Un crime de lèse-majesté


« Bohemian Rhapsody »: un film sur Queen qui ne fait pas monter le Mercury
Rami Malek incarne Freddie Mercury dans "Bohemian Rhapsody" (2018) de Bryan Singer. ©GK FILMS / NEW REGENCY PICTURES / COLLECTION CHRISTOPHEL

On ne savait plus quoi inventer pour relancer la franchise Queen, alors on a fait un film. Vingt-sept ans après la mort du chanteur du groupe, Freddie Mercury, le biopic de Bryan Singer avec Rami Malek, Bohemian Rhapsody, résonne comme un crime de lèse-majesté.

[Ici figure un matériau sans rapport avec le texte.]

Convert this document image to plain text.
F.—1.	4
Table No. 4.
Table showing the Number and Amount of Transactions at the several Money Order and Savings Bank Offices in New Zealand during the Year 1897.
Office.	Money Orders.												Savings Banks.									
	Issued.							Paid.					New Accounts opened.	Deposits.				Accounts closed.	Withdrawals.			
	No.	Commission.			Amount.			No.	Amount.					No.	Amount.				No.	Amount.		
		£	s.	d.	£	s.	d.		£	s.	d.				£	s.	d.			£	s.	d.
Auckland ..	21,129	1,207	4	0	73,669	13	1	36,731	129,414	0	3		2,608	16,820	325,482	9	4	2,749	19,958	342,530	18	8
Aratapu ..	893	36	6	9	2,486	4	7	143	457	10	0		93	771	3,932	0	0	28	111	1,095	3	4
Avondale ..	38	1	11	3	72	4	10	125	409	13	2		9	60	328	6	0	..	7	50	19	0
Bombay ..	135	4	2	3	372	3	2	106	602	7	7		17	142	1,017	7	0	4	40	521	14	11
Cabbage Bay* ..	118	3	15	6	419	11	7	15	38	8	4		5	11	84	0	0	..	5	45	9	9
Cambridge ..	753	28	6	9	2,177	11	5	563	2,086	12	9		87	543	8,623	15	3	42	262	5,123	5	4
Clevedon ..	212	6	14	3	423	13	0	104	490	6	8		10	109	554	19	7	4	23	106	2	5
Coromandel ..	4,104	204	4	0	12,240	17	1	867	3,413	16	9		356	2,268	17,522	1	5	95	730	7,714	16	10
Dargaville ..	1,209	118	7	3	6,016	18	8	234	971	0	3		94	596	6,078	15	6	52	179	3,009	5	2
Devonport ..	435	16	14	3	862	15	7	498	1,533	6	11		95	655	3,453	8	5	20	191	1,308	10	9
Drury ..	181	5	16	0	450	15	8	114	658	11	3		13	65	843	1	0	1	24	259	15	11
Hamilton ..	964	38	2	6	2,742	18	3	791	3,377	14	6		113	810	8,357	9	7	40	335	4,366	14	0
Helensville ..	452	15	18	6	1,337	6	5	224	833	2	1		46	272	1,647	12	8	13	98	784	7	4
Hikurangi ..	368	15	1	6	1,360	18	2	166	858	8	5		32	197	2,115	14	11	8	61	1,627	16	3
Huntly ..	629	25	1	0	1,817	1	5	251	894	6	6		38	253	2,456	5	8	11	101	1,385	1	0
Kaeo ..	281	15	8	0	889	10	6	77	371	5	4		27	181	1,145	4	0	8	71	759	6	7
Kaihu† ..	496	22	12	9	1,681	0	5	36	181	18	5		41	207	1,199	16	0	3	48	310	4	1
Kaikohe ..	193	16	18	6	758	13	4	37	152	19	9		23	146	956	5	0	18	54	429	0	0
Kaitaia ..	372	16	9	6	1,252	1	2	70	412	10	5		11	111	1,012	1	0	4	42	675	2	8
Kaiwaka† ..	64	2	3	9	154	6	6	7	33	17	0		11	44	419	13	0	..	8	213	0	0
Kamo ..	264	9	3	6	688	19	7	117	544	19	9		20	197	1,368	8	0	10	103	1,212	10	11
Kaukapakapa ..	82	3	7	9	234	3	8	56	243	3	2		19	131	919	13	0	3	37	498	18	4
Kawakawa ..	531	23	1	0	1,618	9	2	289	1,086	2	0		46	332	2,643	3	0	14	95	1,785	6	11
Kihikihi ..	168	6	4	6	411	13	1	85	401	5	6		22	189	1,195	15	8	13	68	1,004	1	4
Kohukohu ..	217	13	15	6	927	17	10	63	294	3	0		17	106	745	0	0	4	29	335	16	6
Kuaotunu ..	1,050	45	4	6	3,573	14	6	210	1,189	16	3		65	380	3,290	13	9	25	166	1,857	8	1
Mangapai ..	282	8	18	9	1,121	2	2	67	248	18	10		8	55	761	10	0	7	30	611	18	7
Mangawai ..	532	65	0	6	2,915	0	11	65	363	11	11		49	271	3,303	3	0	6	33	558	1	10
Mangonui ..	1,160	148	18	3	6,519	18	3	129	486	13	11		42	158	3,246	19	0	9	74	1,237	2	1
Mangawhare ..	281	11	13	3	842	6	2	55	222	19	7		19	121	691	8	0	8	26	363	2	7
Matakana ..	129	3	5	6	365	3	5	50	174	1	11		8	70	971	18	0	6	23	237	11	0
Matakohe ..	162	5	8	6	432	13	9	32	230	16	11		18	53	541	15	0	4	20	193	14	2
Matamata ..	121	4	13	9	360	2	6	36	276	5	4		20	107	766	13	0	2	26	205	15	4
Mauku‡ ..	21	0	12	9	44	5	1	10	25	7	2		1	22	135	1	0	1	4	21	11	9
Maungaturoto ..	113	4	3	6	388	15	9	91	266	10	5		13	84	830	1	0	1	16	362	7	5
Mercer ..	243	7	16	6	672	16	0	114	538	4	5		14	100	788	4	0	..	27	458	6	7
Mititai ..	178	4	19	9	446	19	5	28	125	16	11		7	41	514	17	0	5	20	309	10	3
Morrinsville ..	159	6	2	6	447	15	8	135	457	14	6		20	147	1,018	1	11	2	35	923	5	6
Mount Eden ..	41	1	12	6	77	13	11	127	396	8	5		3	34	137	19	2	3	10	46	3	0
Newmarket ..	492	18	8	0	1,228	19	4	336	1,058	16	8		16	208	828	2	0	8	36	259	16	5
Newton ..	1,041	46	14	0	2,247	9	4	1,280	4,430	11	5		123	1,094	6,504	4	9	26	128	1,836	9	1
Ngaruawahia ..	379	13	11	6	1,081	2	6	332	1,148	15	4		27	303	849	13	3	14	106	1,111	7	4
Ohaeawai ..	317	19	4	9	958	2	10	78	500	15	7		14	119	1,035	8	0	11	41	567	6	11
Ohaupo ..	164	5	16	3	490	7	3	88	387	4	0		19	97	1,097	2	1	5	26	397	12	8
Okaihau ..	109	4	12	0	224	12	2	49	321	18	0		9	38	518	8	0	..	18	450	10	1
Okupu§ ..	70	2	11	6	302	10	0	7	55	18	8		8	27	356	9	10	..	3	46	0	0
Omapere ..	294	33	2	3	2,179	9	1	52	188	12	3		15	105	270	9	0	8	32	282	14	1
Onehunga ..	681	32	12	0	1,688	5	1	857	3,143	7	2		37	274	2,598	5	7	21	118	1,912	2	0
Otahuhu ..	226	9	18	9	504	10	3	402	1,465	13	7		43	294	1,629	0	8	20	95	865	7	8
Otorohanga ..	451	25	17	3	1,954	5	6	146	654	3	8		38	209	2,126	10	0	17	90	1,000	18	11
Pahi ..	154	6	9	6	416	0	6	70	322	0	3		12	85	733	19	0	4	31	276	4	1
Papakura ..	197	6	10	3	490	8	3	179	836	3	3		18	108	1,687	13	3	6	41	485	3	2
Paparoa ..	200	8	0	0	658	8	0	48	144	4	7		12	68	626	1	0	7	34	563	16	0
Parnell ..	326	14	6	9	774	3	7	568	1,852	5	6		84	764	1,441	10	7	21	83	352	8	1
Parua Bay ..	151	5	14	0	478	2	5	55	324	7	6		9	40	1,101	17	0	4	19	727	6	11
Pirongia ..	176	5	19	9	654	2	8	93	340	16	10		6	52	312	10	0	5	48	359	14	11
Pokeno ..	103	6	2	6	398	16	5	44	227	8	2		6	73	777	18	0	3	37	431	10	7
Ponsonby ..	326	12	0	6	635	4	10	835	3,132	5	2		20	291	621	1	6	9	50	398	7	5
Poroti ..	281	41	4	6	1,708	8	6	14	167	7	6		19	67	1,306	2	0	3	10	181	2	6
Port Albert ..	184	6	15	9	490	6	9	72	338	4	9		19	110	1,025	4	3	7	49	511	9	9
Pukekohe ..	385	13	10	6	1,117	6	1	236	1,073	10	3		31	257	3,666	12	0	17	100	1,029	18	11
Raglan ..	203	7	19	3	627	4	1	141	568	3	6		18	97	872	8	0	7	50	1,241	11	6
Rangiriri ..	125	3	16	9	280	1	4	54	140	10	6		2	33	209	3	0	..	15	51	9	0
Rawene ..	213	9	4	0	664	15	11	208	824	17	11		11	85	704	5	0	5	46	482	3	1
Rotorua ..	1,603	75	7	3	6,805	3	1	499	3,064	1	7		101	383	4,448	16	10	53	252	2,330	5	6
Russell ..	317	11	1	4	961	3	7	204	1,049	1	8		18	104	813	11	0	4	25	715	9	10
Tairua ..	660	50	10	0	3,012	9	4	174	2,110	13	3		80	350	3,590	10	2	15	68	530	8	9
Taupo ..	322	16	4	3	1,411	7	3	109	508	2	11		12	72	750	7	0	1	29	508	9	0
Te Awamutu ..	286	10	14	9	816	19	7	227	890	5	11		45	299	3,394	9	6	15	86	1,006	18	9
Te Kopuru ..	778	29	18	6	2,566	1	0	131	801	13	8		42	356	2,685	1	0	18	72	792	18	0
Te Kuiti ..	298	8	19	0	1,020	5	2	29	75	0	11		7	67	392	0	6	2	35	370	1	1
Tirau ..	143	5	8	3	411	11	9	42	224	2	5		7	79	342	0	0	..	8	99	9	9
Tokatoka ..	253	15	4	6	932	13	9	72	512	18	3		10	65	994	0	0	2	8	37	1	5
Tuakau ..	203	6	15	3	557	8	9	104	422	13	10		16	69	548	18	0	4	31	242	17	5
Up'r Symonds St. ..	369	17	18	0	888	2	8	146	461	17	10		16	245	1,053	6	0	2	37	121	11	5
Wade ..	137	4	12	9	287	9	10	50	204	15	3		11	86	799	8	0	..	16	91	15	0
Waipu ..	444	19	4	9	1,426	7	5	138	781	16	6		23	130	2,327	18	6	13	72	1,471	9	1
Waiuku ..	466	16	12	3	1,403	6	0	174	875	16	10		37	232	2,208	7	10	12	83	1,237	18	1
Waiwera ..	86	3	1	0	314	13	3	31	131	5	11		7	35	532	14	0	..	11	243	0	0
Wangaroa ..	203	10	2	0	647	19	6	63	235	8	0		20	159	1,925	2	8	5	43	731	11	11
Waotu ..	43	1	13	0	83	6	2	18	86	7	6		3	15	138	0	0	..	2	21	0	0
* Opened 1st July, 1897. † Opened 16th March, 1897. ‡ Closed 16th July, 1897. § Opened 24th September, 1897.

Tout a été dit sur l’extravagant Freddie Mercury, leader d’un groupe foutraque par excellence, poil à gratter des hit-parades des années 70 et 80. Ainsi donc, ils ont osé faire un film sur la légende de Queen, vingt-sept ans après la mort de son chanteur charismatique survenue en 1991, à l’âge de 45 ans. Autant d’années pendant lesquelles les membres restants auront exploité le filon royal jusqu’à épuisement (compilations, remasterisations, live inédits, album avec un autre chanteur, versions symphoniques, comédie musicale, etc.) pour ranimer une sorte de magie. Il ne restait plus que la piste du cinéma pour rendre à nouveau attractive la franchise Queen et son rock’n’roll circus. L’acteur Rami Malek – qui a plutôt un profil à jouer Prince – s’est vu confier la tâche impossible d’incarner le moustachu le plus célèbre de l’histoire du rock pour, au résultat, un biopic qui coule à pic dans le mélo le plus adipeux.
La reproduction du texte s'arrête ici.